O que isso tem de ruim é que nós passamos a ver aquele indivíduo somente como aquilo e nada mais. Nós nos esquecemos que ele é um indivíduo completo, que pensa, age, sofre, alegra-se, tem vitórias e derrotas; enfim, passou uma saga completa. Nem caber num livro ele caberia. Metaforicamente falando, é como se amarrassem o autor ao poste em praça pública e colocassem a máscara de monstro nele. Ele foi extirpado de toda a sua humanidade. Seu rosto, com o qual podíamos nos relacionar, não existe mais. Em seu lugar está uma feição distorcida, que representa o contrário do que elegemos como bom e ético. Este é o típico ato de desumanização - remover de um indivíduo ou de um grupo tudo com o qual podemos nos corresponder, a fim de conseguir um inimigo externo. E isto pode até mesmo se tornar um processo consciente e arquitetado. Grupos de poder usam-no o tempo todo como tática de guerra política.

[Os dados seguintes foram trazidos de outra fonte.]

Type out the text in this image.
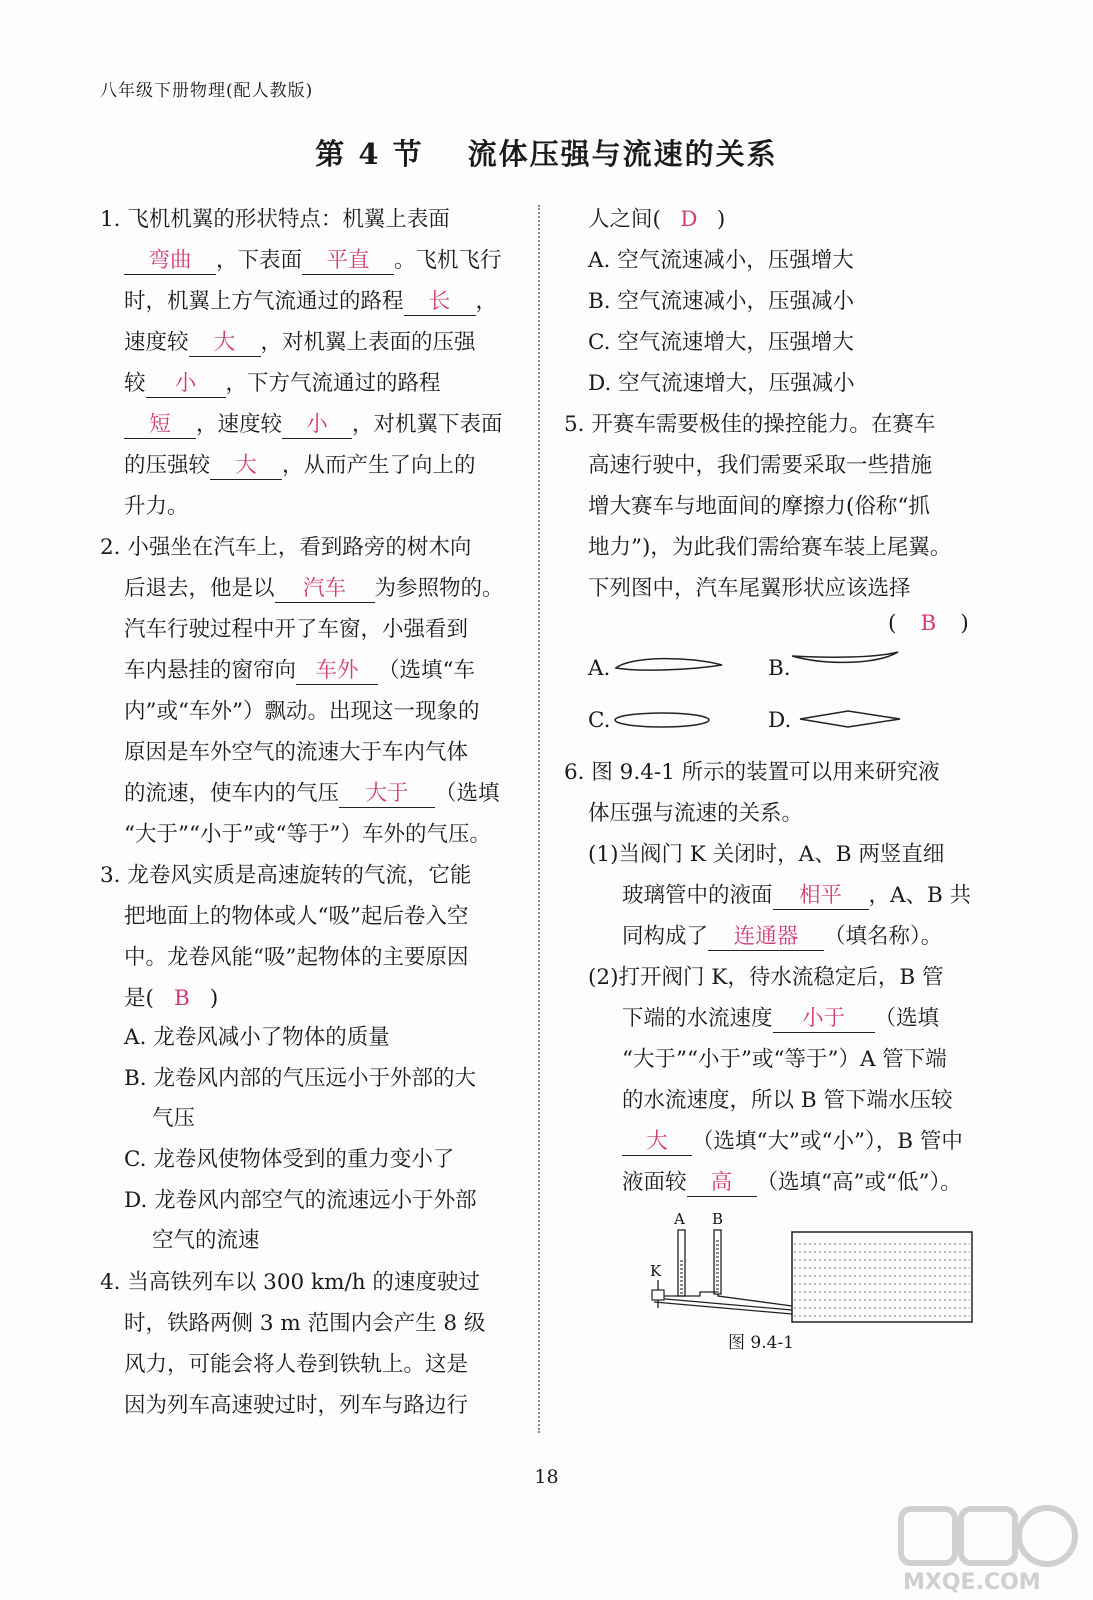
八年级下册物理(配人教版)
第 4 节 流体压强与流速的关系
1. 飞机机翼的形状特点：机翼上表面
弯曲 ，下表面 平直 。飞机飞行
时，机翼上方气流通过的路程 长 ，
速度较 大 ，对机翼上表面的压强
较 小 ，下方气流通过的路程
短 ，速度较 小 ，对机翼下表面
的压强较 大 ，从而产生了向上的
升力。
2. 小强坐在汽车上，看到路旁的树木向
后退去，他是以 汽车 为参照物的。
汽车行驶过程中开了车窗，小强看到
车内悬挂的窗帘向 车外 （选填“车
内”或“车外”）飘动。出现这一现象的
原因是车外空气的流速大于车内气体
的流速，使车内的气压 大于 （选填
“大于”“小于”或“等于”）车外的气压。
3. 龙卷风实质是高速旋转的气流，它能
把地面上的物体或人“吸”起后卷入空
中。龙卷风能“吸”起物体的主要原因
是( B )
A. 龙卷风减小了物体的质量
B. 龙卷风内部的气压远小于外部的大
气压
C. 龙卷风使物体受到的重力变小了
D. 龙卷风内部空气的流速远小于外部
空气的流速
4. 当高铁列车以 300 km/h 的速度驶过
时，铁路两侧 3 m 范围内会产生 8 级
风力，可能会将人卷到铁轨上。这是
因为列车高速驶过时，列车与路边行
人之间( D )
A. 空气流速减小，压强增大
B. 空气流速减小，压强减小
C. 空气流速增大，压强增大
D. 空气流速增大，压强减小
5. 开赛车需要极佳的操控能力。在赛车
高速行驶中，我们需要采取一些措施
增大赛车与地面间的摩擦力(俗称“抓
地力”)，为此我们需给赛车装上尾翼。
下列图中，汽车尾翼形状应该选择
( B )
A.	B.
C.	D.
6. 图 9.4-1 所示的装置可以用来研究液
体压强与流速的关系。
(1)当阀门 K 关闭时，A、B 两竖直细
玻璃管中的液面 相平 ，A、B 共
同构成了 连通器 （填名称）。
(2)打开阀门 K，待水流稳定后，B 管
下端的水流速度 小于 （选填
“大于”“小于”或“等于”）A 管下端
的水流速度，所以 B 管下端水压较
大 （选填“大”或“小”），B 管中
液面较 高 （选填“高”或“低”）。
A B
K
图 9.4-1
18
MXQE.COM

E assim voltamos ao ponto de partida. Projeção é um mecanismo de defesa que pode se desdobrar na criação de demônios externos, quando, na verdade... os demônios vivem em nós! É um processo de negação - porque é mais fácil e cômodo nos eximirmos da culpa; ou porque temos uma motivação tão torpe que queremos legitimá-la; ou porque estamos tão envolvidos que perdemos o controle das nossas ações; ou simplesmente porque não temos estrutura pra encarar a verdade. Os motivos são os mais variados. O objetivo aqui não é tornar a sociedade o verdadeiro vilão. De um certo modo ela é, mas permanecer nessa conclusão é simples demais. O que devemos perceber é que isso também não foge do limitado pensamento binário de bem-mal, herói-vilão, santo-monstro e jesus-satanás.

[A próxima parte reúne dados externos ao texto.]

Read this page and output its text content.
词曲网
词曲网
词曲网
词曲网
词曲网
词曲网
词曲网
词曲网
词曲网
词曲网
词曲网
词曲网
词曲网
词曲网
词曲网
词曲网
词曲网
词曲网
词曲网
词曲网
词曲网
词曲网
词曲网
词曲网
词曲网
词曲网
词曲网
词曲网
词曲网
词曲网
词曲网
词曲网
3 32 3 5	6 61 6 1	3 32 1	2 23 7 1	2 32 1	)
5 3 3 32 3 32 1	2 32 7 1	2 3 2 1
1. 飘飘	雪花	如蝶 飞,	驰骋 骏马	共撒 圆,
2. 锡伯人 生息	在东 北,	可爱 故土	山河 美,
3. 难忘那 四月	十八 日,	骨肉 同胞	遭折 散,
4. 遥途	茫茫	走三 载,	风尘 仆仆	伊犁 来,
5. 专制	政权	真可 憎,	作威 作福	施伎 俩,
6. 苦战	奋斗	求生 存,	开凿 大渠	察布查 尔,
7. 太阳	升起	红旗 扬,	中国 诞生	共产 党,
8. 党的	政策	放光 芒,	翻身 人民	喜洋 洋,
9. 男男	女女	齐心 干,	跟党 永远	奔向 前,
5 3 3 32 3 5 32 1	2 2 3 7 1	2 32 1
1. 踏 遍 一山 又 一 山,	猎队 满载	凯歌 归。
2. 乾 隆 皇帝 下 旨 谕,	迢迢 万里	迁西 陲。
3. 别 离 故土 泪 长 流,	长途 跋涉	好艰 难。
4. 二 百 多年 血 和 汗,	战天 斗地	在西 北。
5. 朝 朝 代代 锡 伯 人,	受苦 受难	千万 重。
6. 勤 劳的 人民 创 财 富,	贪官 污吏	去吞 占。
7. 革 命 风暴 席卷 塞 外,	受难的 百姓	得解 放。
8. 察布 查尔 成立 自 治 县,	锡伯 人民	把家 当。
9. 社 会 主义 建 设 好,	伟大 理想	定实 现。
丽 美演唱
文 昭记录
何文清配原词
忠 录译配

O desafio a vencer é interior
Refletir, fugir do maniqueísmo, é entender que parte temos nisso. É lembrar que acabou de sair um relatório sobre a qualidade da educação no Brasil explicando que o ensino médio está precário e perceber que, nos anos em que elegemos os governantes e nos subsequentes, não cobramos nenhum diálogo pra elaborar um plano pra educação no período eleitoral, nem fiscalizamos o Estado pra cumprir as metas (e muito menos participamos das escolas).É reclamar do atendimento no hospital, da falta de remédio e de equipes de atendimento e de como o governo não atende as doenças dos indivíduos, mas esquecer de tirar a água acumulada dos recipientes pra não criar o mosquito da dengue e ter preguiça de ir vacinar, mesmo tendo tudo pronto lá no posto de saúde. Onde o senso comunitário, de perceber que essas coisas afetam não só a nós, como aos outros?
É ficar indignado quando um assaltante nos aborda e leva os pertences - isso quando não nos machuca -, mas ficar alheio quando isso acontece com o outro e achar trabalhoso formar um grupo de denúncia ou protesto. É lembrar que a violência nas grandes cidades nos assola e querer sempre mais verba pra segurança e advogar a pena de morte como punição justa e preventiva, mas esquecer que a "fábrica de bandidos" que é a cadeia não é uma lata de lixo onde jogamos fora os sentenciados pra nunca mais lembrar, sem reintegração social, projeto de profissionalização e terapia; é, além disso, não perceber que o ambiente insalubre de vários bairros pobres acaba tornando na criança atrativa a carreira de "bandido pop star", pois ela não tem escola, apanha dos maiores e acaba achando que ser adulto é ser fisicamente potente ou um esperto enganador; para a comunidade, ela não tem nenhuma chance de crescer profissionalmente e curtir alguma ambição sadia, mesmo, não é? O ensino é precário e "entrar na faculdade" é palavrão de privilegiado, uma expressão tão distante quanto "virar astronauta" ou ridícula como "quero ser presidente".
Portanto, ao vermos os próximos "goleiros Bruno" e "casais Nardoni" da vida, é inteligente pensarmos em que tipo de problemas nossa sociedade possui, como casos assim foram germinados, o que se passou na cabeça dos envolvidos e como influenciamos pra que essas infelicidades se perpetuem.